Médias : le Télégramme se déchire

Les journalistes se rebellent contre le virage à droite du journal, orchestré par le directeur de l’information Hubert Coudurier. Dernier épisode en date : un éditorial défendant le milliardaire Vincent Bolloré.

Où va le Télégramme ? Cette interrogation hante probablement de nombreux journalistes de ce pilier de la presse régionale, qui diffuse 161 000 exemplaires quotidiennement. La raison : les prises de position éditoriales controversées du directeur de l’information Hubert Coudurier.

Le journaliste, également administrateur du Groupe Télégramme, divise la rédaction par ses écrits. Un éditorial intitulé « Stop à l’agit-prop anti-Bolloré » a ainsi récemment mis le feu aux poudres, suscitant une vive réaction des journalistes.

Dans ce texte publié le 25 mai dernier, le Morlaisien de 67 ans prend ouvertement la défense de Vincent Bolloré, allant jusqu’à saluer sa « contribution au pluralisme des idées dans un pays longtemps soumis à une certaine doxa médiatique ».

Cette sortie fait suite à une manifestation organisée la veille par plusieurs collectifs écologistes et antifascistes – Lever les voiles et les Soulèvements de la Terre notamment – sur l’île du Loch, dans l’archipel finistérien, contre l’industriel breton, propriétaire des lieux.

« Mieux vaudrait que Bolloré ne plie pas bagages »

« Vincent Bolloré, qui a redressé de manière remarquable son entreprise familiale, incarne comme Pinault, Leclerc, Le Duff et beaucoup d’autres la réussite bretonne, dont ses nombreux salariés peuvent s’enorgueillir. Mieux vaudrait pour eux que Bolloré ne plie pas bagages, comme il l’a fait en Afrique », écrit Hubert Coudurier.

La réaction ne s’est pas fait attendre. La Société des journalistes du Télégramme (SJT), qui représente la moitié des 220 rédacteurs de l’entreprise, a dénoncé deux jours plus tard un éditorial « trompeur » dans une communication publique.

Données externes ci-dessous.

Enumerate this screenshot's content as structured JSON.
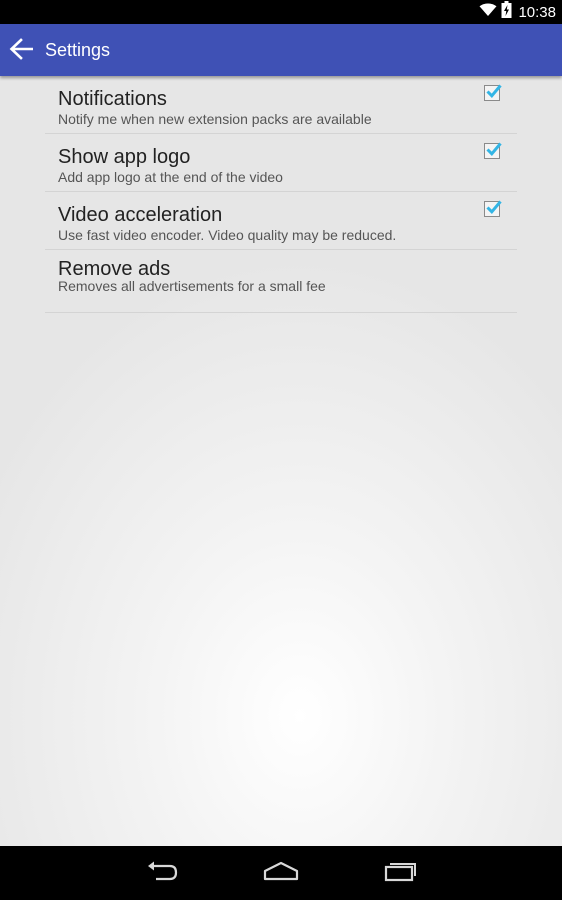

« L’affaire était trop sérieuse et le fait qu’Hubert Coudurier s’exprime au nom de l’ensemble du Télégramme pour prendre parti pour Vincent Bolloré a heurté une large proportion de nos adhérents« , indique le syndicat au quotidien Libération.

En plus de rappeler « la stratégie de conquête déployée par Bolloré dans le secteur médiatique pour servir son idéologie et ses intérêts », ainsi que « ses intimidations et menaces » envers des journalistes, la SJT reproche à Hubert Coudurier d’avoir omis de préciser sa collaboration avec le milliardaire.

Le spectre d’un virage conservateur

Le directeur de l’information officie en effet comme chroniqueur sur CNews, la chaîne de télévision appartenant à Bolloré. L’indignation de la rédaction est d’autant plus grande que cet éditorial s’inscrit dans une série de prises de position révélatrices du glissement conservateur de leur journal, réputé pour sa ligne équidistante.

« Son parti n’a plus rien de fasciste, ni de raciste, l’antisémitisme ayant basculé du côté de l’islamo-gauchisme« , avait ainsi écrit Hubert Coudurier au sujet de Marine Le Pen, en pleine campagne des législatives 2024, comme le rappelle Le Monde.

Face à la grogne grandissante, le directeur de l’information promet une rencontre en Bretagne avec les représentants de la SJT pour « dissiper » cette tension qu’il attribue à un « clivage entre générations ». Il exclut toutefois tout mea culpa et assume pleinement son évolution.

« La société bouge. Le paysage politique est mouvant. Nous ne pouvons pas rester figés sur l’héritage démocrate-chrétien breton« , déclarait-il le 31 mai dans des propos rapportés par le quotidien du soir.